Expansions-Durst gestillt

Oettingen/Braunschweig (hum) - Das Oettinger Brauhaus ist bereits die größte Privatbrauerei Deutschlands. Jetzt vergrößerte sich das Unternehmen noch einmal um 20 Prozent: Die Braunschweiger Feldschlößchen-Brauerei vom dänischen Bierkonzern Carlsberg geht an die Oettinger über.
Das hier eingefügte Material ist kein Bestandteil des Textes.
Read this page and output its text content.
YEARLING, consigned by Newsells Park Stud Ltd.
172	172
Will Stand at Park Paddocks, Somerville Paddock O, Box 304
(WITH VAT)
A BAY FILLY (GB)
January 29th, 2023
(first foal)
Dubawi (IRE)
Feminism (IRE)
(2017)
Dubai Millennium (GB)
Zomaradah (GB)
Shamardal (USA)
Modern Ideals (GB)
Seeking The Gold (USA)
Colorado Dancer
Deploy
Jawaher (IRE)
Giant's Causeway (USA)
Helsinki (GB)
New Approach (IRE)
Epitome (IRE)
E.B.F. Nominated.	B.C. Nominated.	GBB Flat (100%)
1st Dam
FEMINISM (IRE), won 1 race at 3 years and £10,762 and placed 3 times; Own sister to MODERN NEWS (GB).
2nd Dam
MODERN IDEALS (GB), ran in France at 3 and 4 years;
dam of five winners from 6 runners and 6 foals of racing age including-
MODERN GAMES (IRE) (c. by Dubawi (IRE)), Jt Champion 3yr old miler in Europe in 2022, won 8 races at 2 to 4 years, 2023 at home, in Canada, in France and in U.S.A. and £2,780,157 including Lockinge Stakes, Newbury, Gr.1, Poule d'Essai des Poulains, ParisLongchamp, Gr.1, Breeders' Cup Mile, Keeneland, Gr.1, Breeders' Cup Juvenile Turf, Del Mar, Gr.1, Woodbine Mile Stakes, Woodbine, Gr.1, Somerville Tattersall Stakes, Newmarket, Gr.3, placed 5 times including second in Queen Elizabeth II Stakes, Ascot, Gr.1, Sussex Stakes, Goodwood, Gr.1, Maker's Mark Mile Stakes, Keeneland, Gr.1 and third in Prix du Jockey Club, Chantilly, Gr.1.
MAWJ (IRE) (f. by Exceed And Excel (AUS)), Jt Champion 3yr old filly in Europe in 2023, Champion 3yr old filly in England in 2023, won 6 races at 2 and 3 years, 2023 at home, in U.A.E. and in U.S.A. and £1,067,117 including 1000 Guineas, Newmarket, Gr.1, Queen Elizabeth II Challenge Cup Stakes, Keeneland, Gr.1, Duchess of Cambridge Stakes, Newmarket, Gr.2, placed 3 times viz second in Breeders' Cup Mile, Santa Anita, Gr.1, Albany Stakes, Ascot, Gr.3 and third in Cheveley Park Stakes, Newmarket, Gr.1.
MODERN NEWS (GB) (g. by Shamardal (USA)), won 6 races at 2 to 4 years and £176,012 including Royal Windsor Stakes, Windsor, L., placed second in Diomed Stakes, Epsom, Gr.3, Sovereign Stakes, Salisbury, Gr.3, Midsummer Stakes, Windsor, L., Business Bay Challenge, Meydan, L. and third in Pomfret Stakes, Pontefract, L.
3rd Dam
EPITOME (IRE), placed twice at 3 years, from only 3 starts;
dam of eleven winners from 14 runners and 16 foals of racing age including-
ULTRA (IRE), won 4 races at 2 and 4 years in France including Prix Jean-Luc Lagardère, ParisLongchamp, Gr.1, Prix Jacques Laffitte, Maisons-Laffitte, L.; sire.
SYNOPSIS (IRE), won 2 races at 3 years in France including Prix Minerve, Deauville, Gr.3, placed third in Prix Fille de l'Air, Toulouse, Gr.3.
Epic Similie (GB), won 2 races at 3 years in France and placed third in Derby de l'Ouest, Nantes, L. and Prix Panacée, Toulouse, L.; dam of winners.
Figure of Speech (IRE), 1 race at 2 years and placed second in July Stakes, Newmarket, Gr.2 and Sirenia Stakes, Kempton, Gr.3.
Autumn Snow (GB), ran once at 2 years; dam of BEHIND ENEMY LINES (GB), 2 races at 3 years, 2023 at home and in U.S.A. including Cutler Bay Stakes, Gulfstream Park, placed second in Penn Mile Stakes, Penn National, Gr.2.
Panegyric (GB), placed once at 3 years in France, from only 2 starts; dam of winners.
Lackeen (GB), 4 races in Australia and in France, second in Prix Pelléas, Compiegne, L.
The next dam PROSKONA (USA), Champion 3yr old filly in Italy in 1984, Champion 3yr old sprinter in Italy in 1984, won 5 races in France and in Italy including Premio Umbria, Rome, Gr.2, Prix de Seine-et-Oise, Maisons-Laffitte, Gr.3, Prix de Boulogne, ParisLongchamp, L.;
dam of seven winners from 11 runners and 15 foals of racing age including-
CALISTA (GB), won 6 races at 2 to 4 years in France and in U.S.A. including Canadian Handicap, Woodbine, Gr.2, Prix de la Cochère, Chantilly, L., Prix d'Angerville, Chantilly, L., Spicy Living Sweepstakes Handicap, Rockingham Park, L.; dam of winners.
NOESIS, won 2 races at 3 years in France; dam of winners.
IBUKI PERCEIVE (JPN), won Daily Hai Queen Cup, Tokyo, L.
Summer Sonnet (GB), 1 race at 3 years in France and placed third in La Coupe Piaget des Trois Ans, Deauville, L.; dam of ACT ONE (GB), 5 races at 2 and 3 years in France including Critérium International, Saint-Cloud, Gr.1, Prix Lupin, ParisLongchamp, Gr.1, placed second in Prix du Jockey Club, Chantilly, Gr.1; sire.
Oettingen/Braunschweig (hum) - Das Oettinger Brauhaus ist bereits die größte Privatbrauerei Deutschlands. Jetzt vergrößerte sich das Unternehmen noch einmal um 20 Prozent: Zum 1. August geht die Braunschweiger Feldschlößchen-Brauerei vom dänischen Bierkonzern Carlsberg an die Oettinger über, der Notarvertrag ist bereits besiegelt. Günter Kollmar, Chef der Oettinger Brauerei, begründete den Kauf gegenüber unserer Zeitung: "Die Lage der Brauerei ergänzt sehr gut unser Netz und passt in das Konzept unserer Gruppe." Carlsberg begründete den Verkauf als "Teil der Optimierung der europäischen Netzwerkstruktur". Der Konzern will sich in Deutschland auf die profitableren Markennamen konzentrieren.

Die Biermarke Feldschlößchen bleibt aber unverändert bei der Carlsberg-Tochter Holsten und wird nun von der Oettinger Brauerei für den dänischen Konzern hergestellt. Laut Oettinger-Chef Günter Kollmar wird derzeit mit Carlsberg verhandelt, in Braunschweig auch noch die Marken Holsten und Astra der Carlsberg-Tochter Holsten zu brauen. Des Weiteren übernahm die Oettinger Gruppe von Carlsberg die Biermarke 5.0, die ebenfalls in Braunschweig gebraut wird, jetzt allerdings als Marke der Oettinger Brauerei.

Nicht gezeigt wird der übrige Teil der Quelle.